First complete edition. Extremely rare.

This is a science fiction novel written by the Russian father of rocketry Konstantin Tsiolkovsky (1857-1935) based on his calculations on the only possible vehicle for the space exploration. It couldn’t be just a fantasy in the hands of the genius scholar, Tsiolkovsky explained in detail how to make this travel possible. In contrast to his early novel “Na lune” (On the Moon; 1893), Tsiolkovsky was much further in his research and had already compiled the work ‘The Exploration of Cosmic Space by Means of Reaction Devices’. The plot showed how the real research
on starship’s construction was developing. He started with egg-shaped spacecraft (represented in the mentioned work) and then transformed it to “bobbin” vehicle. An idea of the book and its ten chapters appeared in 1896, but it was finally composed 20 years later. The magazine ‘Nature and Humans’ published a part of work in 1916 but was closed earlier before the whole novel was printed. In 1920 he decided to take matters into his own hands and had published the book using his own money in his native town of Kaluga.

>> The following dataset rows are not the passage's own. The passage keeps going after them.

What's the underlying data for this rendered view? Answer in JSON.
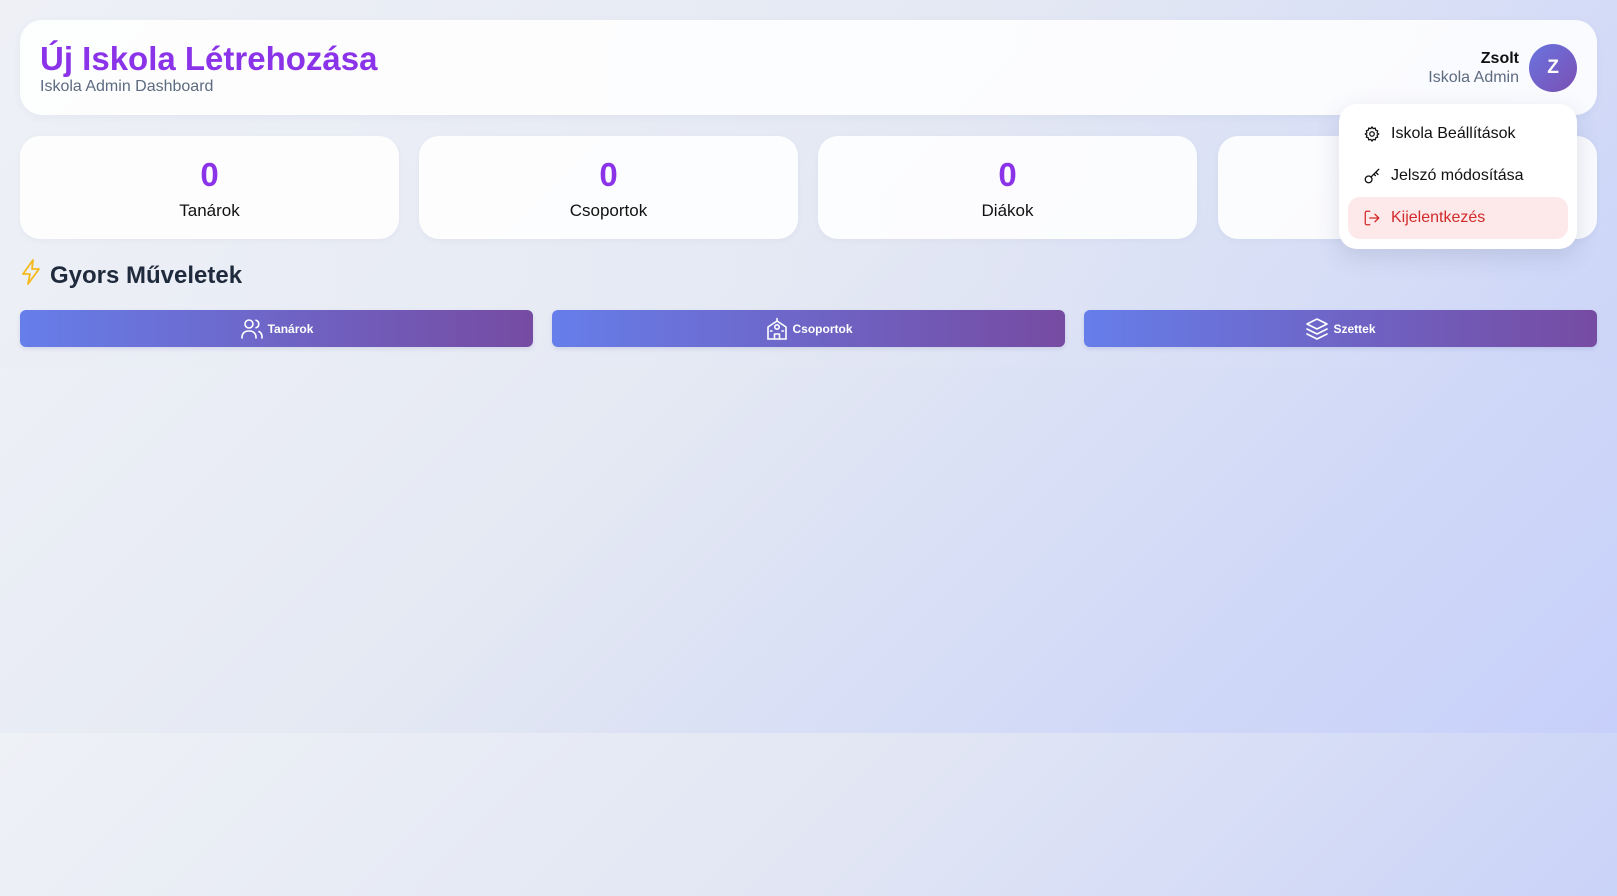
{
  "header": {
    "title": "Új Iskola Létrehozása",
    "subtitle": "Iskola Admin Dashboard"
  },
  "user": {
    "name": "Zsolt",
    "role": "Iskola Admin",
    "avatar_initial": "Z"
  },
  "stats": [
    {
      "value": "0",
      "label": "Tanárok"
    },
    {
      "value": "0",
      "label": "Csoportok"
    },
    {
      "value": "0",
      "label": "Diákok"
    },
    {
      "value": "",
      "label": ""
    }
  ],
  "quick_actions": {
    "title": "Gyors Műveletek",
    "icon": "lightning-icon",
    "buttons": [
      {
        "label": "Tanárok",
        "icon": "users-icon"
      },
      {
        "label": "Csoportok",
        "icon": "school-icon"
      },
      {
        "label": "Szettek",
        "icon": "layers-icon"
      }
    ]
  },
  "user_menu": {
    "items": [
      {
        "label": "Iskola Beállítások",
        "icon": "gear-icon"
      },
      {
        "label": "Jelszó módosítása",
        "icon": "key-icon"
      },
      {
        "label": "Kijelentkezés",
        "icon": "logout-icon"
      }
    ]
  },
  "colors": {
    "accent": "#8a33e8",
    "button_gradient_start": "#667eea",
    "button_gradient_end": "#764ba2",
    "danger": "#d22b2b",
    "danger_bg": "#fde8ea",
    "lightning": "#f5b91c"
  }
}
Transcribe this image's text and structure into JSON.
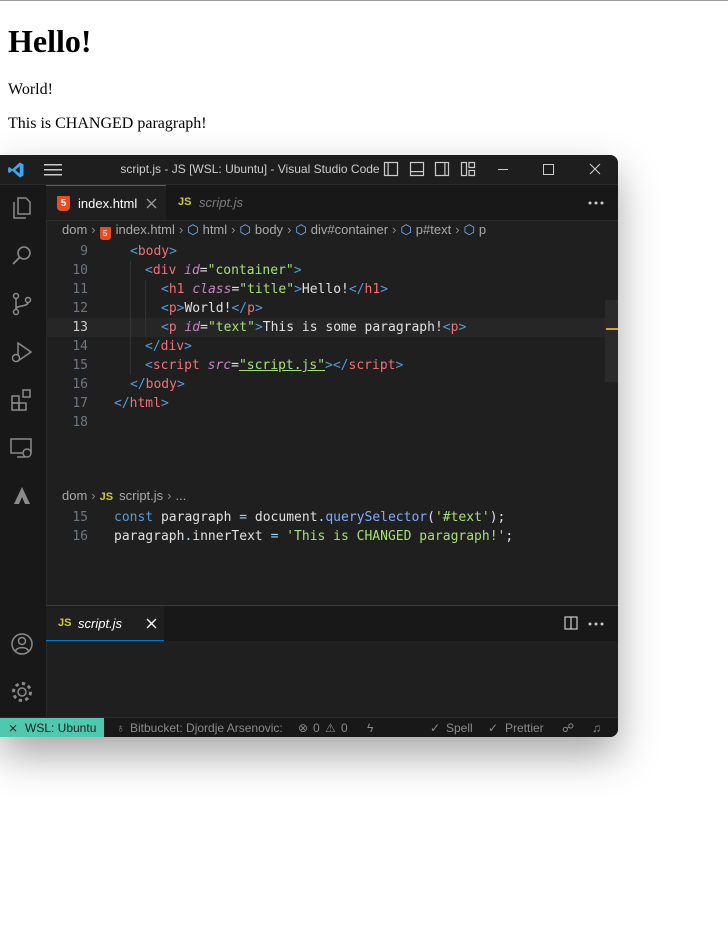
{
  "page": {
    "heading": "Hello!",
    "para1": "World!",
    "para2": "This is CHANGED paragraph!"
  },
  "window": {
    "title": "script.js - JS [WSL: Ubuntu] - Visual Studio Code"
  },
  "editor_top": {
    "tabs": [
      {
        "icon": "5",
        "label": "index.html",
        "active": true
      },
      {
        "icon": "JS",
        "label": "script.js",
        "active": false
      }
    ],
    "breadcrumb": [
      "dom",
      "index.html",
      "html",
      "body",
      "div#container",
      "p#text",
      "p"
    ],
    "lines": [
      {
        "n": "9"
      },
      {
        "n": "10"
      },
      {
        "n": "11"
      },
      {
        "n": "12"
      },
      {
        "n": "13"
      },
      {
        "n": "14"
      },
      {
        "n": "15"
      },
      {
        "n": "16"
      },
      {
        "n": "17"
      },
      {
        "n": "18"
      }
    ]
  },
  "editor_bottom": {
    "tab_icon": "JS",
    "tab_label": "script.js",
    "breadcrumb": [
      "dom",
      "script.js",
      "..."
    ],
    "lines": [
      {
        "n": "15"
      },
      {
        "n": "16"
      }
    ]
  },
  "statusbar": {
    "remote": "WSL: Ubuntu",
    "bitbucket": "Bitbucket: Djordje Arsenovic:",
    "errors": "0",
    "warnings": "0",
    "spell": "Spell",
    "prettier": "Prettier"
  },
  "colors": {
    "accent": "#0078d4",
    "remote_bg": "#4ec9b0",
    "editor_bg": "#1f1f1f"
  }
}
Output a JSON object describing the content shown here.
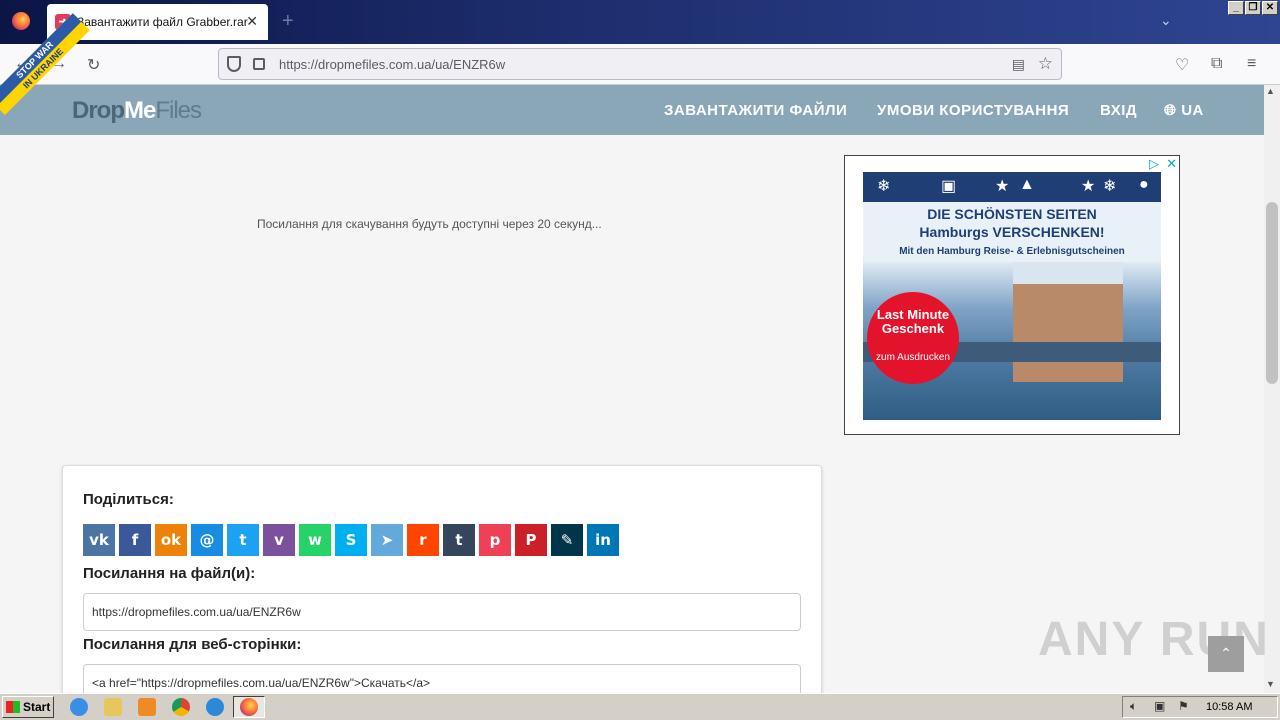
{
  "browser": {
    "tab_title": "Завантажити файл Grabber.rar",
    "new_tab": "+",
    "url_host": "https://dropmefiles.com.ua",
    "url_path": "/ua/ENZR6w"
  },
  "site": {
    "logo_drop": "Drop",
    "logo_me": "Me",
    "logo_files": "Files",
    "banner_line1": "STOP WAR",
    "banner_line2": "IN UKRAINE",
    "menu": {
      "upload": "ЗАВАНТАЖИТИ ФАЙЛИ",
      "terms": "УМОВИ КОРИСТУВАННЯ",
      "login": "ВХІД",
      "lang": "UA"
    }
  },
  "main": {
    "countdown_text": "Посилання для скачування будуть доступні через 20 секунд...",
    "share_label": "Поділиться:",
    "file_links_label": "Посилання на файл(и):",
    "file_link_value": "https://dropmefiles.com.ua/ua/ENZR6w",
    "web_label": "Посилання для веб-сторінки:",
    "web_code_value": "<a href=\"https://dropmefiles.com.ua/ua/ENZR6w\">Скачать</a>"
  },
  "social": [
    {
      "name": "vk",
      "glyph": "vk",
      "color": "#4c75a3"
    },
    {
      "name": "facebook",
      "glyph": "f",
      "color": "#3b5998"
    },
    {
      "name": "odnoklassniki",
      "glyph": "ok",
      "color": "#ee8208"
    },
    {
      "name": "mailru",
      "glyph": "@",
      "color": "#168de2"
    },
    {
      "name": "twitter",
      "glyph": "t",
      "color": "#1da1f2"
    },
    {
      "name": "viber",
      "glyph": "v",
      "color": "#7b519d"
    },
    {
      "name": "whatsapp",
      "glyph": "w",
      "color": "#25d366"
    },
    {
      "name": "skype",
      "glyph": "S",
      "color": "#00aff0"
    },
    {
      "name": "telegram",
      "glyph": "➤",
      "color": "#64a9dc"
    },
    {
      "name": "reddit",
      "glyph": "r",
      "color": "#ff4500"
    },
    {
      "name": "tumblr",
      "glyph": "t",
      "color": "#35465c"
    },
    {
      "name": "pocket",
      "glyph": "p",
      "color": "#ef4056"
    },
    {
      "name": "pinterest",
      "glyph": "P",
      "color": "#cb2027"
    },
    {
      "name": "livejournal",
      "glyph": "✎",
      "color": "#00354a"
    },
    {
      "name": "linkedin",
      "glyph": "in",
      "color": "#0077b5"
    }
  ],
  "ad": {
    "headline1": "DIE SCHÖNSTEN SEITEN",
    "headline2": "Hamburgs VERSCHENKEN!",
    "subline": "Mit den Hamburg Reise- & Erlebnisgutscheinen",
    "badge_main": "Last Minute Geschenk",
    "badge_sub": "zum Ausdrucken"
  },
  "watermark": "ANY RUN",
  "taskbar": {
    "start": "Start",
    "clock": "10:58 AM"
  }
}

Tsiolkovsky knew that science fiction could popularize serious scientific works. The events in the novel take place in 2017 when the full-metal airships and airplanes should be built and actively used. In the Himalayan mountains the group of scientists from the different epochs live in the remote castle, giving lectures and working on inventions (the abridged list include Newton, Benjamin Franklin, Laplace and Galilei), when the main character (aka Tsiolkovsky) pays the visit to them claiming he has figured out the space travel. The rest of the book gives the specific details and calculations, which in the end make a very unusual mix of science and fiction. The book was published on the eve of a Soviet era showing what people may strive for in the future.

The only copy located at the British Library.